Do we make pictures to show something funny and strange, or to look at it?
A line ライン:
Josiane Keller ライン (2015)
Something cute, like small birds 小さい鳥 :
Josiane Keller 小さい鳥 (2015)
something unusually huge and gross クモ :
Josiane Keller クモ (2015)
This is by the way a harmless yet very big spider, although this one is not even as big as they come, it’s unless I am totally wrong a Japanese huntsman spider. This one is palm size, but I had bigger in my toilet. (They seem to enjoy living near toilets, but they eat little bugs, which is great, as I hope they eat all my cockroaches. And: this one was in the public toilet in the park, not my home.)
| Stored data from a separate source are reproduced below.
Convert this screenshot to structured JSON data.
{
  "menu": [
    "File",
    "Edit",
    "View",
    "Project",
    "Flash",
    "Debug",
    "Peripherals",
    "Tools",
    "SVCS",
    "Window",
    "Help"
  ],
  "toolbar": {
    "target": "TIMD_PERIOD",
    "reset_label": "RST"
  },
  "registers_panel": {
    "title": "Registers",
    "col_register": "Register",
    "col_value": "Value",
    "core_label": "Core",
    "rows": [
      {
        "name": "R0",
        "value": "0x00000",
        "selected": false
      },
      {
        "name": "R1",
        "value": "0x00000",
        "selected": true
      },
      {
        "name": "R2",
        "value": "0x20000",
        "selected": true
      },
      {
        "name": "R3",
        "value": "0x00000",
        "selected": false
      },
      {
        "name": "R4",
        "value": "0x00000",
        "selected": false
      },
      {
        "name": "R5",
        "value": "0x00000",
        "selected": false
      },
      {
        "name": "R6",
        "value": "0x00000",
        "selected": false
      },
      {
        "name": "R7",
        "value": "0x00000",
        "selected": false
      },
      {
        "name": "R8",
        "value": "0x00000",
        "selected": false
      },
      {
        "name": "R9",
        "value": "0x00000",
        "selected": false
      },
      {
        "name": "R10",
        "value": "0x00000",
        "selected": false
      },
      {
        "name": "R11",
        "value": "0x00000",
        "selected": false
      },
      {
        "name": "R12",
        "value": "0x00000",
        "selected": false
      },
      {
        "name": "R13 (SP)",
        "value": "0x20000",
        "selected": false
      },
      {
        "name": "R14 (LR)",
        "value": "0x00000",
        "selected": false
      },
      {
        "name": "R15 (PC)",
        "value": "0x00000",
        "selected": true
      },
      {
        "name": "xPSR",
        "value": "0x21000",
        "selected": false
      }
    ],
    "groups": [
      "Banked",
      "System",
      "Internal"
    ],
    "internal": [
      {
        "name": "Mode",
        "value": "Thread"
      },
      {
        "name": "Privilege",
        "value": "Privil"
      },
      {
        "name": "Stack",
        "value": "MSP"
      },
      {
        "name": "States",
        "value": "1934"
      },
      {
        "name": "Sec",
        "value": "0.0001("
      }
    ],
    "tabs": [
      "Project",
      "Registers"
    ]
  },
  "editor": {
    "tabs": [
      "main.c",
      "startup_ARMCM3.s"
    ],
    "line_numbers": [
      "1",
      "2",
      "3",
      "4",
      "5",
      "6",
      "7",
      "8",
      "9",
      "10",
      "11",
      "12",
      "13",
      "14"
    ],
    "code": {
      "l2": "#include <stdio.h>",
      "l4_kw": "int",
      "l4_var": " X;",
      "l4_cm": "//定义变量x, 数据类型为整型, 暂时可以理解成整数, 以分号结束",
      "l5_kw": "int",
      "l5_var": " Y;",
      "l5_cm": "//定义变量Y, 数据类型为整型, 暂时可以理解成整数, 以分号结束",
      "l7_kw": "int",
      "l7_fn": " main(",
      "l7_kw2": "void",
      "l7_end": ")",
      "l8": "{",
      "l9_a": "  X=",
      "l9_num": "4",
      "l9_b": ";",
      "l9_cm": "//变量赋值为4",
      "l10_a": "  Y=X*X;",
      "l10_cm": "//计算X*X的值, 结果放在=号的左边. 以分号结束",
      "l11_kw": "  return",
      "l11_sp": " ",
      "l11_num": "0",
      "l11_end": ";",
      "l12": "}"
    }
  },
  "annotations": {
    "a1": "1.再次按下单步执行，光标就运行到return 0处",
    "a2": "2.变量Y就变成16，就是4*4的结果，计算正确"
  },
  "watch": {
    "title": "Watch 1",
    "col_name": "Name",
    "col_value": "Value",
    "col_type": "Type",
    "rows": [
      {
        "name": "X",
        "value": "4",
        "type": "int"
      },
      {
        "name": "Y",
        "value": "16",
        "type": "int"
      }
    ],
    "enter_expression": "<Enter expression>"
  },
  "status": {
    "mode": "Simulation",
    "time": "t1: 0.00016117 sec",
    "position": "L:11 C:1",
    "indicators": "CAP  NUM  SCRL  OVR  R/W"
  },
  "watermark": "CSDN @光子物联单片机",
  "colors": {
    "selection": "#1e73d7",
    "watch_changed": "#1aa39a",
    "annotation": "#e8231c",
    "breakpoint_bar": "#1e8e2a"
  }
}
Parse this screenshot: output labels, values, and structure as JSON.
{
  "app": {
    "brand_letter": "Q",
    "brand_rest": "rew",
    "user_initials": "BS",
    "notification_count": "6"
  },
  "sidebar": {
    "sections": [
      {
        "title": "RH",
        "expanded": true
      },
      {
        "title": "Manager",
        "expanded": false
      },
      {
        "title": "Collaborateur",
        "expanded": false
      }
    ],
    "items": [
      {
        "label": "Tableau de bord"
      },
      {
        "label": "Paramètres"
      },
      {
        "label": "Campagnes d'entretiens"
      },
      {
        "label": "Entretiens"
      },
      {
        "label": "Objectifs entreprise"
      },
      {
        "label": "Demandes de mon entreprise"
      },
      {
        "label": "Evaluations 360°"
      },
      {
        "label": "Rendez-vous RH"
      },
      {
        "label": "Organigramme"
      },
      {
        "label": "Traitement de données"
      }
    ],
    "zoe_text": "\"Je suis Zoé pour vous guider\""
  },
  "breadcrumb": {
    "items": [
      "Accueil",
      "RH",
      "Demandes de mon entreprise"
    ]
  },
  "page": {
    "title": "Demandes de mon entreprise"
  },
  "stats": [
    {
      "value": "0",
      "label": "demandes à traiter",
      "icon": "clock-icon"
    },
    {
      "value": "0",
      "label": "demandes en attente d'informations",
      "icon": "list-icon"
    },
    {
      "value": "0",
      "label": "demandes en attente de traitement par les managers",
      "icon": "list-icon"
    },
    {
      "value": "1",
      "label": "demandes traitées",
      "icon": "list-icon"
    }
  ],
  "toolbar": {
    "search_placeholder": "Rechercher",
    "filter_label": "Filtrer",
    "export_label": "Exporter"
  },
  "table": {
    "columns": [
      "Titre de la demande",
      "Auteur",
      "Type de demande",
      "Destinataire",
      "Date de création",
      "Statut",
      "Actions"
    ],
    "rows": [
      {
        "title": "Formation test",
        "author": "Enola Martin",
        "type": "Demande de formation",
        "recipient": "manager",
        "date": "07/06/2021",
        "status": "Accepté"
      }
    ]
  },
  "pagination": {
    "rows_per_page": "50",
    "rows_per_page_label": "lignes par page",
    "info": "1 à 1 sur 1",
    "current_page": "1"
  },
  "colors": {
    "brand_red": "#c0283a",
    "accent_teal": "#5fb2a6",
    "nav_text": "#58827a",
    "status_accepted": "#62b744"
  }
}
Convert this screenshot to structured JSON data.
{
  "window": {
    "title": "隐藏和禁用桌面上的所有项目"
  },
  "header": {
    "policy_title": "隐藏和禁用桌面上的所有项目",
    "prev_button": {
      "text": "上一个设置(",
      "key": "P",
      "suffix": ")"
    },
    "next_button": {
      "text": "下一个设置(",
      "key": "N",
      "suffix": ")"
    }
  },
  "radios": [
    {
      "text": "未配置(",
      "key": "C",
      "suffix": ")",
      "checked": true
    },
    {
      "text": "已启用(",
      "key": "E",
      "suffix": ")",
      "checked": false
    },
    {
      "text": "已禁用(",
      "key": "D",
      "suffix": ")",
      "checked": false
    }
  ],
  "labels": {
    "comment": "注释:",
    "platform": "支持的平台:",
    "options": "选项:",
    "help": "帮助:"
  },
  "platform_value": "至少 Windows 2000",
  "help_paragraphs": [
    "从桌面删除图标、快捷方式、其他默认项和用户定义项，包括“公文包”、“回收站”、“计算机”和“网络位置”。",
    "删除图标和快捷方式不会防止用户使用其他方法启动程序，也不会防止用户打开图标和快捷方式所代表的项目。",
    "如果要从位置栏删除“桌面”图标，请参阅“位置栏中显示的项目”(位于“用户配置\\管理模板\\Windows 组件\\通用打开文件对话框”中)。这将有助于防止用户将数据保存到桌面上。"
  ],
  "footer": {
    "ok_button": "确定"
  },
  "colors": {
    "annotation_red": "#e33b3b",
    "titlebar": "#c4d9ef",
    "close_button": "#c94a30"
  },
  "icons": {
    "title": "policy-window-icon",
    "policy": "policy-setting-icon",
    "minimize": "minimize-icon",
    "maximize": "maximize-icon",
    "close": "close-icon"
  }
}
Or do we make pictures because something looks interesting?
Another cicada 蝉 :
Josiane Keller 蝉 (2015)
Why show these pictures, and to whom? These pictures are banal, everyone has seen them before in only slight variations. They resemble a picture book for infants and toddlers, when a parent will sit with the baby and bond through picture showing. Some of them with early simple words, for teh ambitious parent that wishes to have a toddler that can read.
Are we asking questions? “Is this a bird?” “Is this a spider?”
Or are we sharing to connect? The image that I have seen at one point will be shown to a person at a different point, in time and location, perhaps. Is it better if we can look at it, although on different locations, at the same time?
I am here looking at a spider, but you are there, also looking at the spider I am looking at?
Are we bonding by looking at the same thing because we are in different locations?
Are we so disconnected from each other that we use picture sharing as a new form of bonding?
Is that the reason why the pictures have to be simple and easy to understand for a great mass of people, as it is important that we all understand, agree and so connect or re-connect?
We used to only pick lice out off our furs, now we share pictures.